Zaten kimse kadınlar çalışmasın demiyor; fizikososyal yapılarına daha uygun işlerde çalışmalılar. Bu şekilde hem diğer ailelere istihdam doğacak ve fakirlerin, açların sayısı epey azalacak, hem işlerden daha fazla verim alınacağı için ülke kalkınacak, hem kadınlar kendilerine daya uygun mesleklerde çalışırlarsa evliliklerde huzur olacak, hem çocuklar topluma daha sağlıklı bireyler olarak kavuşacaklar..


Söylediklerinizin bazılarına hak vermemek elde değil ama çoğunluk böyle değil sizin bahsettiğiniz kesim bence en fazla %20'lerdedir.Gerisi daha iyi yaşam standartlarına kavuşmak için birlikte çalışır karı koca olarak.

DipNot:Bahsettiğim daha iyi yaşam standartları ev, araba değildir.Hangimiz birşey alırken düşünmek, sofraya birkaç birşey daha koymak isterken sıkıntı yaşamak ister.Güzel ülkeme göre bence daha iyi yaşam standardı bunlardır :)
 

Turab Garip

Dekan
Emektar
Katılım
30 Mayıs 2007
Mesajlar
6,902
Reaksiyon puanı
181
Puanları
1,243
Selamlar yeniden.

idealterror dedi ki:
yukaridaki ornegi hangi sebeple verdiniz? ayrica cok cok cok ozur dilerim, ben sizi veya baska bir babayi ozelde kastetmedim. boyle anlasildiysam da affola.

Bu örneği özellikle bir şahıstan bahsetmek için vermedim. Daha önce şöyle demiştim:
Türk erkeği kriter değildir dememdeki kasıt, erkek ve kadının doğasından bahsetmekti; herhangi başka bir koşula bağlı olamadan erkek ve kadın.

Yani burada erkek ve kadının doğasından bahsediyoruz; tek başına bir şahıstan değil. O yüzden sanırım örnekleme yapınca şahıslar üzerine yoğunlaştın. Baba, her zaman annenin içgüdüsel tecrübe ve çocuğa olan duygusal yakınlığından, daha farklıdır. Asla anne ile yarışamaz. Ayrıca çocuğun her yönden gelişimiyle de ilgili bir durum var; aile kültüründen iyice uzaklaşan bir topluma dönüşüyoruz. Lütfen bayanların çalışma oranlarının çok yüksek olduğu "gelişmiş" ülkelere bakınız; Amerika, İngiltere, Hollanda, Almanya gibi yerler. Gençler ailelerinden kopuk, ya da anne baba ayrı, ya da aile anlayışı/ahlakı yok ve sosyopsikolojik ve sosyokültürel bir çöküşe doğru ilerliyorlar hergün.

idealterror dedi ki:
zira hep farkli kulvarlardayiz, ben turkiyenin yarisi kadin, turkiye beyninin yarisi kadin derken siz obur yarisini beyin yerine kas olarak gormekte israr ediyorsunuz. kadinlari hep yuksek kondisyon islere koyuyorsunuz...

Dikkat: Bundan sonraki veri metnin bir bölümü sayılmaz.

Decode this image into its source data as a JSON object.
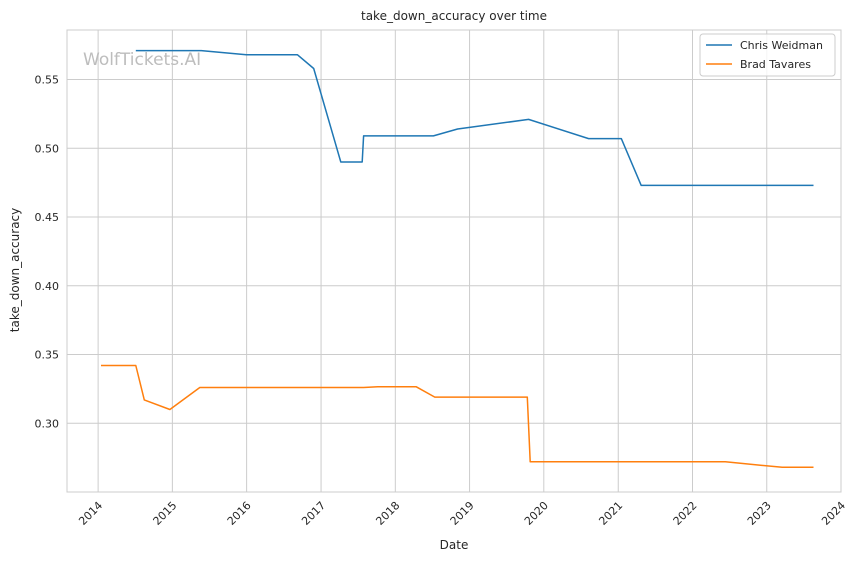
{
  "watermark": "WolfTickets.AI",
  "chart_data": {
    "type": "line",
    "title": "take_down_accuracy over time",
    "xlabel": "Date",
    "ylabel": "take_down_accuracy",
    "xlim": [
      "2013-08-01",
      "2024-01-01"
    ],
    "ylim": [
      0.25,
      0.586
    ],
    "x_ticks": [
      "2014-01-01",
      "2015-01-01",
      "2016-01-01",
      "2017-01-01",
      "2018-01-01",
      "2019-01-01",
      "2020-01-01",
      "2021-01-01",
      "2022-01-01",
      "2023-01-01",
      "2024-01-01"
    ],
    "x_tick_labels": [
      "2014",
      "2015",
      "2016",
      "2017",
      "2018",
      "2019",
      "2020",
      "2021",
      "2022",
      "2023",
      "2024"
    ],
    "y_ticks": [
      0.3,
      0.35,
      0.4,
      0.45,
      0.5,
      0.55
    ],
    "y_tick_labels": [
      "0.30",
      "0.35",
      "0.40",
      "0.45",
      "0.50",
      "0.55"
    ],
    "grid": true,
    "legend_position": "top-right",
    "series": [
      {
        "name": "Chris Weidman",
        "color": "#1f77b4",
        "points": [
          [
            "2014-07-05",
            0.571
          ],
          [
            "2015-05-23",
            0.571
          ],
          [
            "2015-12-31",
            0.568
          ],
          [
            "2016-09-07",
            0.568
          ],
          [
            "2016-11-26",
            0.558
          ],
          [
            "2017-04-08",
            0.49
          ],
          [
            "2017-07-22",
            0.49
          ],
          [
            "2017-07-29",
            0.509
          ],
          [
            "2018-07-07",
            0.509
          ],
          [
            "2018-11-03",
            0.514
          ],
          [
            "2019-10-18",
            0.521
          ],
          [
            "2020-08-08",
            0.507
          ],
          [
            "2021-01-16",
            0.507
          ],
          [
            "2021-04-24",
            0.473
          ],
          [
            "2023-08-19",
            0.473
          ]
        ]
      },
      {
        "name": "Brad Tavares",
        "color": "#ff7f0e",
        "points": [
          [
            "2014-01-15",
            0.342
          ],
          [
            "2014-07-05",
            0.342
          ],
          [
            "2014-08-16",
            0.317
          ],
          [
            "2014-12-20",
            0.31
          ],
          [
            "2015-05-16",
            0.326
          ],
          [
            "2017-07-29",
            0.326
          ],
          [
            "2017-10-07",
            0.3265
          ],
          [
            "2018-04-14",
            0.3265
          ],
          [
            "2018-07-14",
            0.319
          ],
          [
            "2019-10-12",
            0.319
          ],
          [
            "2019-10-26",
            0.272
          ],
          [
            "2022-06-11",
            0.272
          ],
          [
            "2023-03-18",
            0.268
          ],
          [
            "2023-08-19",
            0.268
          ]
        ]
      }
    ]
  }
}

Ben zaten bundan bahsederken, fizikososyal yapılarına daha uygun mesleklerde çalışmalılar demiştim. Yani hem fiziksel hem de duygusal; elbette kas yapısını da hesaba katacağız başka şeyleri de. Örneğin verdiğim bir örnek şuydu:

İstanbul'dan atla arabaya Hakkari'ye git iş görüşmesi yap gel..

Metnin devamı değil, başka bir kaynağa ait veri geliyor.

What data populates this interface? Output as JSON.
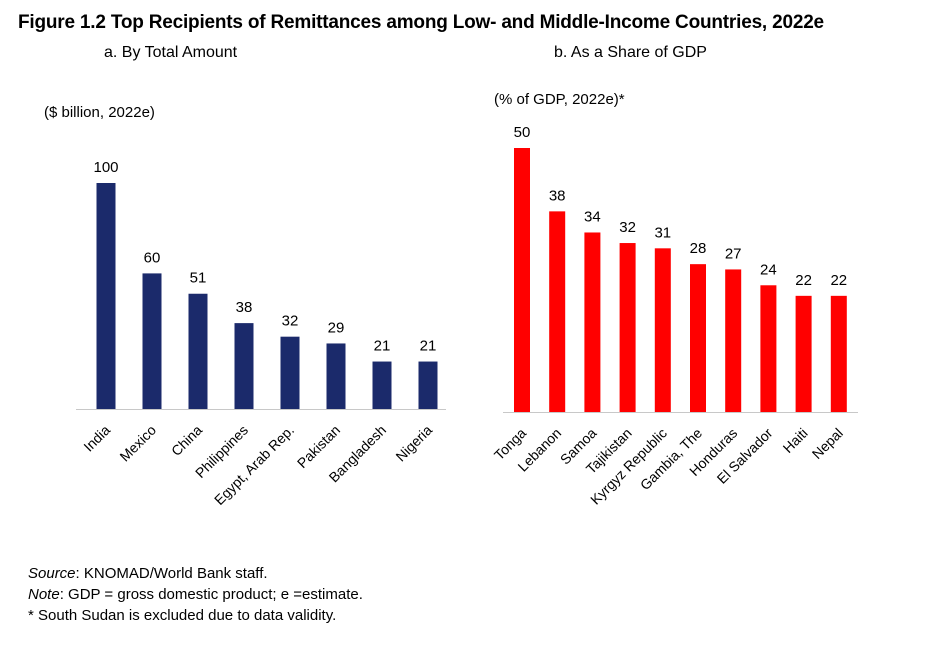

Gördüğün gibi "kas gücü" söz konusu değil. Ya da polis olarak çatışmaya katman da oldukça zor ve tehlikeli, bu da kas gücüyle alakalı değil. Bayanlar ve erkekler arasında farklı yaklaşımlar olduğu ve EQ farklılıkların olduğu benim fikrim değil, bilakis bilimsel olarak ıspatlanmış bir gerçek. Neden doğası farklı olan iki yapıya illa ki birbirinin aynı muamele ederek adaletsizlik yarattığınızı bir türlü anlayamıyorum. Burada hatta kadına karşı pozitif bir ayrımcılık bile var; asıl erkeğin şikayet etmesi lazım..

Fikrimi yineliyorum; "çalışma şartları kıötü, o yüzden çalışmasınlar" demiyorum, "çalışma şartlarına uyum sağlayamayacakları yerlerde çalışmaları hem onlar için kötü olur, hem de iş verimi için kötü olur" diyorum.

Çalışabilecekleri ve hatta çalışmaları gereken çokça meslek var; öğretmenlik, hemşirelik, psikolojik danışmanlık, yerine göre halkla ilişkiler, tıp doktorluğu (ki kendi içinde onlarca uzmanlık alanları var), diş hekimliği, tercümanlık, güzel sanatlar daha epey şeyler sayabiliriz.

Ben ısrarla eşit olmayana eşitmiş gibi davranarak adaletsizlik yapıldığını vurguluyor ve eşit olmamanın bir alçalma ve üste çıkma olarak algılanmasının yanlış olduğunu dile getiriyorum.